David N. Lombard dnlombar at ichips.intel.com
Wed Jul 1 10:24:18 PDT 2009


On Wed, Jul 01, 2009 at 09:10:20AM -0700, Ashley Pittman wrote:
> On Fri, 2009-06-26 at 23:30 -0700, Bill Broadley wrote:
> > Keep in mind that when you say broadcast that many (not all) MPI
> > implementations do not do a true network layer broadcast... and that
> > in most
> > situations network uplinks are distinct from the downlinks (except for
> > the
> > ACKs).

A network layer broadcast can be iffy; not all switches are created equal.

> > If all clients need all input files you can achieve good performance
> > by either
> > using a bit torrent approach (send 1/N of the file to each of N
> > clients then
> > have them re-share it), or even just a simple chain.  Head -> node A
> > -> node B
> > -> node C.  This works better than you might think since Node A can
> > start
> > uploading immediately and the upload bandwidth doesn't compete with
> > the
> > download bandwidth (well not much usually).
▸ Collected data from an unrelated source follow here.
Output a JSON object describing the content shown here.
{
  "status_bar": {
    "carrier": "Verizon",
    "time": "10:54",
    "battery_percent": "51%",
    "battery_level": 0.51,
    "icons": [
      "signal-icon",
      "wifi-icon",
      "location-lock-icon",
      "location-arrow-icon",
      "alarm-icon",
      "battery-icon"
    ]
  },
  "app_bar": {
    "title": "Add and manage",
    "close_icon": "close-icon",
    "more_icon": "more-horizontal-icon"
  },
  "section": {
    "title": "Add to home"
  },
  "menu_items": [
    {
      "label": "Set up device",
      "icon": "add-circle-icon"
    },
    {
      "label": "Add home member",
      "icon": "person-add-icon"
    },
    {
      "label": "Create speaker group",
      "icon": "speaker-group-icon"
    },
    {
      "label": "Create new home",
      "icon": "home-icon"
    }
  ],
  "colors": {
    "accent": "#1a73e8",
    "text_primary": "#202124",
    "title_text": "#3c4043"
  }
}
GIYF. It will find existing implementations of application-level broadcasts
and file transfer pipelines.

> What you are recommending here is for Amjad to re-implement
> MPI_Broadcast() in his code which is something I would consider a very
> bad idea.  The collectives are a part of MPI for a reason, it's a lot
> easier for the library to know about your machine than it is for you to
> know about it, having users re-code parts of the MPI library inside
> their application is both a waste of programmers time and is also likely
> to make the application run slower.

Isn't the use model important here?  If the file is only needed for the one
run, I completely agree, do it directly in your MPI program using collectives.
If persistence of the file on the node has value, e.g., for multiple runs,
I'd get the file out to all the nodes using some existing package that
implements one of the methods Bill described. I wouldn't code one of those
using MPI.

-- 
David N. Lombard, Intel, Irvine, CA
I do not speak for Intel Corporation; all comments are strictly my own.